SMU Law Review


This comment examines recent and pending decisions from the United States Supreme Court on abortion issues through the lens of other constitutional rights, namely freedom of speech. For example, the recent Rust v. Sullivan opinion upheld a wholesale federal assault upon the notion of “choice” and “informed consent” by upholding DHHS’s regulations which ban informative and informed discussions of the abortion option in Title X clinics. The result is a physician-patient relationship in Title X clinics that government requires to be half-truthful and inherently misleading. Moreover, the federal government itself was responsible for the creation of that trusting, dependent relationship, and the Title X regulations pervert that relationship at the expense of the woman who is effectively invited by the government to walk into the Title X clinic.

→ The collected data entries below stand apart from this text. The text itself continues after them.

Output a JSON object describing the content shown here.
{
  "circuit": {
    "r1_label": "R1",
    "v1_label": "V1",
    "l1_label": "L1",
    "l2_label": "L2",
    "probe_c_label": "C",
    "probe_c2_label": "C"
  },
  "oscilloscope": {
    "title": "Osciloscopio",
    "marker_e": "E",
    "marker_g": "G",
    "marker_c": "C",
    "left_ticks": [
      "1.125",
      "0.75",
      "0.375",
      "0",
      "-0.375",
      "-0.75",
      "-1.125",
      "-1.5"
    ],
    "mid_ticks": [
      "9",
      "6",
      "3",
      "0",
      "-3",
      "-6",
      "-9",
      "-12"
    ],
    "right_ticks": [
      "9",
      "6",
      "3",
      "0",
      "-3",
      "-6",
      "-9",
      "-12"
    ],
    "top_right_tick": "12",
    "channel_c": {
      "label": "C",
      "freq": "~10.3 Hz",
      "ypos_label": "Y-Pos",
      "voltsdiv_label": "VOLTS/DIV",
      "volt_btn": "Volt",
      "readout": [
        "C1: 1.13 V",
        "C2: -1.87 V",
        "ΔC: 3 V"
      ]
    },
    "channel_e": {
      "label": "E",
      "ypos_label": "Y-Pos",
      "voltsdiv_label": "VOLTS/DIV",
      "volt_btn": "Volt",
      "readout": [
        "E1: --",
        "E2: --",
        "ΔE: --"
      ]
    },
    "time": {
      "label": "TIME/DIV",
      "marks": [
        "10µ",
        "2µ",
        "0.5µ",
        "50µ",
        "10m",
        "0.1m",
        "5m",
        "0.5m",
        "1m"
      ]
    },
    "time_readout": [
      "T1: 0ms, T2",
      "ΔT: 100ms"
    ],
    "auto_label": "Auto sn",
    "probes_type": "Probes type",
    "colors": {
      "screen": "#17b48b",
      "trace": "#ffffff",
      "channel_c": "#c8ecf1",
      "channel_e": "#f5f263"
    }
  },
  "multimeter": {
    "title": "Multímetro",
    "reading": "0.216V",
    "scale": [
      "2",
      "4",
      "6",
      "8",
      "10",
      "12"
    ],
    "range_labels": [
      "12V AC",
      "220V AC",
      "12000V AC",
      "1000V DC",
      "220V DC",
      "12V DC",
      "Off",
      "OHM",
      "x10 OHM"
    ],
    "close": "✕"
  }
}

Similarly, the next major abortion controversy to be decided by the Court may well face the same lack of perspective. Although Bray v. Alexandria Women’s Clinic is about abortion protests, it is not being treated as a case about the law of abortion or the law of protests. The case will not be won or lost on the basis of the constitutional doctrines of privacy under the fourteenth amendment. Instead, the primary issue focuses not on the constitutional right to obtain an abortion but to engage in interstate travel. It would be a denial of reality for the Court to hold that criminal conduct aimed at preventing the exercise of abortion rights is not imbued with sufficient federal interest to warrant the invocation of section 1985(3). It seems unlikely that a majority of the Court will perceive that the case has profound implications for the right to abortion.